Ora però passiamo ad analizzare la società tibetana ai tempi dell'"invasione cinese", una società che i molteplici film di Hollywood, viene dipinto come una sorta di paradiso in terra. Nulla di più falso ovviamente, il Tibet lamaista era forse assieme all'Arabia Saudita uno dei posti più claustrofobici ed oppressivi del pianeta dove una ristretta casta di sacerdoti/monaci teneva in pugno una grande massa di schiavi senza alcun diritto esercitando una forme di violenza, fisica e psicologica, in certi casi estrema. Basta leggere il libro Sette Anni in Tibet scritto dall'esploratore tedesco Heinrich Harrer (di note simpatie nazistoidi e decisamente simpatetico nei confronti del Dalai Lama) per accorgersi di cose sconcertanti:
"La supremazia dell'ordine monastico nel Tibet è assoluta, e si può confrontare solo con una severa dittatura" (e detta da un nazista questa frase fa un certo effetto). Inoltre sono presenti corveés e prestazioni gratuiti che i servi devono prestare ai loro padroni, pena la fustigazione o, in casi più estremi la mutilazioni degli arti o l'estrazione degli occhi! Al Dio-Re (il Dalai lama) la gente comune non poteva nemmeno rivolgere uno sguardo, del resto un abisso separa la casta dei semi dei da quella dei poveri (che in Tibet rappresentavano l'80% della popolazione). Infuria la mortalità infantile, la durata media della vita è incredibilmente bassa, le medicine sono sconosciute, in compenso circolano farmaci assai singolari:
"spesso i lama ungono i loro pazienti con la propria saliva santa", anche reati banalissimi come il gioco d'azzardo
"sono puniti con la flagellazione", nella capitale Lhasa regnava il più profondo degrado e la sporcizia più grande (alla faccia del "Tibet ecologico" immaginato dai vari Richard Gere...)
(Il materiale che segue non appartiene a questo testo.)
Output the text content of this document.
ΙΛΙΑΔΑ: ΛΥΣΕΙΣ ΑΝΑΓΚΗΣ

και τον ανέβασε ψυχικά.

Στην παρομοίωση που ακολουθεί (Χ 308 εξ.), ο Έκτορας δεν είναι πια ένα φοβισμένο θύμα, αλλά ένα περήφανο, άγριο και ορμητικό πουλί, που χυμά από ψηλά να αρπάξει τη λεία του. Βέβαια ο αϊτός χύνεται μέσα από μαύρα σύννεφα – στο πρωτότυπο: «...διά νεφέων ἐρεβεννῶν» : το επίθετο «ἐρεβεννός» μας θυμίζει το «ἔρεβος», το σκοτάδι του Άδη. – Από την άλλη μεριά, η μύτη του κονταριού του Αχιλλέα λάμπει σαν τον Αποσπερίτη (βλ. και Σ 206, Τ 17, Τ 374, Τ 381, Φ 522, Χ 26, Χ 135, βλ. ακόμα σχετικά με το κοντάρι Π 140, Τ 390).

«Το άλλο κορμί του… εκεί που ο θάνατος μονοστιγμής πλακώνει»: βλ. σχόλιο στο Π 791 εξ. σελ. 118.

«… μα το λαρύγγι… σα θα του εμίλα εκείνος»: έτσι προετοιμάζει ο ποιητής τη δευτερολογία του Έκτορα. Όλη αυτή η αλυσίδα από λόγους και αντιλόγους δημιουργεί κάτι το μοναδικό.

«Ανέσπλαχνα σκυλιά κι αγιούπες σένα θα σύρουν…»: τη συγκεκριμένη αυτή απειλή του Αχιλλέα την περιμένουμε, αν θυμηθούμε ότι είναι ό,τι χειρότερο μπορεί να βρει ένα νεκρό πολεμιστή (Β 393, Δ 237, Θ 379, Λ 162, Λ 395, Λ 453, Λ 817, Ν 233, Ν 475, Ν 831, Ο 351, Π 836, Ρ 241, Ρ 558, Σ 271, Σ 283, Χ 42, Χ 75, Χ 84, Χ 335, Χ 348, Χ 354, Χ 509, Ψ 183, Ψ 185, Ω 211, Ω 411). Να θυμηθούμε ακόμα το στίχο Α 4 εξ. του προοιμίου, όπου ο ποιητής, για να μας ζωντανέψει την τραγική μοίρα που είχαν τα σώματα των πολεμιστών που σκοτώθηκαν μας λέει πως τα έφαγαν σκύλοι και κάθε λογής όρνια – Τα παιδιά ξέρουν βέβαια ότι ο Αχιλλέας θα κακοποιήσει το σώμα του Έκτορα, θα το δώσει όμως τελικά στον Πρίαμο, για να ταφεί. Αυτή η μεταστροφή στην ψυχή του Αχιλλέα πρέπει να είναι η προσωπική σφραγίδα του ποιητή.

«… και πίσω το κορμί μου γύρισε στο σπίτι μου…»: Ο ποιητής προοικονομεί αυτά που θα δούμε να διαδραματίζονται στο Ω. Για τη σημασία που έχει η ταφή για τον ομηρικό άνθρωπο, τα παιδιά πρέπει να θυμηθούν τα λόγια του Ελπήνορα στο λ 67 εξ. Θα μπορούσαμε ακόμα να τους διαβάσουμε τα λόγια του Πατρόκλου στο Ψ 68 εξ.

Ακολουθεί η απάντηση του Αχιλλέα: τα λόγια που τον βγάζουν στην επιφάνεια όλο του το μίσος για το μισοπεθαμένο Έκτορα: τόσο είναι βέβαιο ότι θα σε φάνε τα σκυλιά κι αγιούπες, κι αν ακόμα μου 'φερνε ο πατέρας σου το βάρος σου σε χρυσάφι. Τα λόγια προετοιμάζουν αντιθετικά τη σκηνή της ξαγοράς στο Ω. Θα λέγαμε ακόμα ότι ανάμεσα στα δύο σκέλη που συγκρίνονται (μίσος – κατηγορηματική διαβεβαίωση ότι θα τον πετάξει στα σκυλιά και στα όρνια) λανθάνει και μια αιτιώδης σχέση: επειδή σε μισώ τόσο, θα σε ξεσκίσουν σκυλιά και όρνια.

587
Nel 1959 il Dalai Lama e gli aristocratici/nobili tentano di riprendersi il potere con l'ausilio della Cia: è una rivoluzione armata in piena regola con tanto di truppe suicide che accompagnano il Dio-Re, ma è un grosso buco nell'acqua, una "rivoluzione passiva" che non incontra nessun favore nelle masse, schierate tutte con la Cina.
Dagli Anni Settanta i fautori dell'imperialismo cambiano tattica, essendo impossibile tentare la soluzione armata, ora tentano la carta del soft-power: grazie all'ausilio di Hollywood (dietro Hollywood cioè il Dipartimento di Stato, i film americani sono per la maggior parte propaganda pura!) il Tibet viene trasfigurato in una sorta di Eden e il Dalai lama in una sorta di Santo/profeta della non violenza, ovviamente gli "invasori" cinesi sono trattati alla stregua di "sporchi musi gialli" violenti che hanno sporcato il sangue del nobile popolo tibetano, il "popolo più pacifico della terra"! Balle spaziali, basta leggere sopra.
In realtà in Tibet non c'è nessuna oppressione: il Tibet è da un pezzo una regione autonoma. Una rivista "di parte" come Foreign Affairs ha affermato che nella Regione Autonoma Tibetana il 60-70% dei funzionari sono di etnia tibetana e vige la pratica del bilinguismo, oggi nel 2017 un numero infinitamente più grande di tibetani conosce e sa scrivere la propria lingua rispetto agli Anni Quaranta...
Ma cosa vuole in realtà il Dalai Lama? Egli esige la creazione di un Grande Tibet, il quale includerebbe non solo il territorio che ha costituito il Tibet politico in età contemporanea, ma anche aree tibetane nella Cina occidentale, in larghissima parte indiscutibilmente cinesi. E poi esistono tibetani sparsi in Bhutan, Nepal, India. Toh, non vi ricorda qualcosa la pratica di "riunire in una sola nazione tutti i territori abitati da un popolo?". Il principio “nazionale” (rigorosamente virgolettato) del Dalai Lama è esattamente quello di Hitler, pari, pari! Con un discrimine peggiorativo: Hitler almeno praticava una forma (assai discutibile) di socialismo, il Dalai Lama manco quello: il suo è solo sciovinismo oscurantista e retrogado allo stato puro!